Now that we have a decent understanding of the different operations utilized to scramble our data via AES encryption, we can look at the order in which these operations execute. It will be as such:

  1. Key Expansion sets the round key list which is used on each round plus an additional (and initial, as you’ll see) round.
  2. AddRound is the first step to obfuscate the data. Immediately, we have scrambled data.
  3. Now we get into the rounds of intense data scrambling. Again, depending on the selected cipher bit, the number of rounds will differ.
  4. For 9, 11, or 13 rounds, depending on the cipher bit selection, the following will be performed in such order:
  5. SubBytes
  6. ShiftRows
  7. MixColumns
  8. AddRound
  9. At the 10th, 12th, or 14th round, respectively, we perform the final set of operations, which are as follows:
  10. SubBytes
  11. ShiftRows
  12. AddRound

Note: The MixColumns operation is not in the final round. Without getting into the actual math of this, there’s no additional benefit to performing this operation. In fact, doing so would simply make the decryption process a bit more taxing in terms of overhead.

If we consider the number of rounds and the operations per round that are involved, by the end of it, you should have a nice scrambled block. And that is only a 16-byte block. Consider how much information that equates to in the big picture.

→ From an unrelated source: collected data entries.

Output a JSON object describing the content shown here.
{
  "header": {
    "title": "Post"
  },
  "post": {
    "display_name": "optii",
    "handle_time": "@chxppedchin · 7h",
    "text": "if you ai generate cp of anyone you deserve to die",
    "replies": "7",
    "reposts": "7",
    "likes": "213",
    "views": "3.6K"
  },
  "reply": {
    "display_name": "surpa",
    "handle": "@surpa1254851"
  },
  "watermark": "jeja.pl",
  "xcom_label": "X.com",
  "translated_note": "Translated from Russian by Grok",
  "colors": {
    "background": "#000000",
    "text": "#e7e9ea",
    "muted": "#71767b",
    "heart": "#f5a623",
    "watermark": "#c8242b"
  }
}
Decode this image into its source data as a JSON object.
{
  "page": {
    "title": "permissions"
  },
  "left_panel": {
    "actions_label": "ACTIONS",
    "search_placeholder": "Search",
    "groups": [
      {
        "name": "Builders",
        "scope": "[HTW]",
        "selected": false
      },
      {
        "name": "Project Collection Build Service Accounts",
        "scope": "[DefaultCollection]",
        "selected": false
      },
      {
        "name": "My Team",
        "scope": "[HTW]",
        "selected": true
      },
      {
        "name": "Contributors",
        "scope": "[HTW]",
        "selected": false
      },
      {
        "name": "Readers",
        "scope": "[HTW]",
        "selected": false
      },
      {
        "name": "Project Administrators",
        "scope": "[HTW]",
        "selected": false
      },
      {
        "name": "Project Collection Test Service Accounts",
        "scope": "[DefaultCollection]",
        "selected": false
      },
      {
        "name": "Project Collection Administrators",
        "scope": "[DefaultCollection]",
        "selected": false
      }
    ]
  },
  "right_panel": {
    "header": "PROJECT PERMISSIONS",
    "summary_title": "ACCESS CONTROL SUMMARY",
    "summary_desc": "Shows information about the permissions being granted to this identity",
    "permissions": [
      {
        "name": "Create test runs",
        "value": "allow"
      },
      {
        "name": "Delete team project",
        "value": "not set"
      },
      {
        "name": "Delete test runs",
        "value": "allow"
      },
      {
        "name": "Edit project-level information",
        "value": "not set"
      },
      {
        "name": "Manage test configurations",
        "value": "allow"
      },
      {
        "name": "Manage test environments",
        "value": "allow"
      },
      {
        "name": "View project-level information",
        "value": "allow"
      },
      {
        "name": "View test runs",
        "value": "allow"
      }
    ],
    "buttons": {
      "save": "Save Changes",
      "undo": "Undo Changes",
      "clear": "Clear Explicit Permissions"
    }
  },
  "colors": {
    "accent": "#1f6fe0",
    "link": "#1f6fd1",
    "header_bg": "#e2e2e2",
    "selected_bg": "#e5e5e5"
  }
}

It’s miniscule when compared to today’s file/packet sizes! So, if each 16-byte block has seemingly no discernable pattern — at least, any pattern that can be deciphered in a timely manner — I’d say AES has done its job.  

Final Thoughts on Advanced Encryption Standard Ciphers and Keys

We know the advanced encryption standard algorithm itself is quite effective, but its level of effectiveness depends on how it’s implemented. Unlike the brute force attacks mentioned above, effective attacks are typically launched on the implementation and not on the algorithm itself. This can be equated to attacking users — as in phishing attacks — versus attacking the technology behind the service/function that may be hard to breach. These can be considered side-channel attacks where the attacks are being carried out on other aspects of the entire process and not the focal point of the security implementation.

While I always advocate going with a reasonable/effective security option, a lot of AES encryption is happening without you even knowing it. It’s locking down spots of the computing world that would otherwise be wide open. In other words, there would be many more opportunities for hackers to capture data if advanced encryption standard wasn’t implemented at all. We just need to know how to identify the open holes and figure out how to plug them. Some may be able to use AES and others may need another protocol or process.

Appreciate the encryption implementations we have, use the best ones when needed, and happy scrutinizing!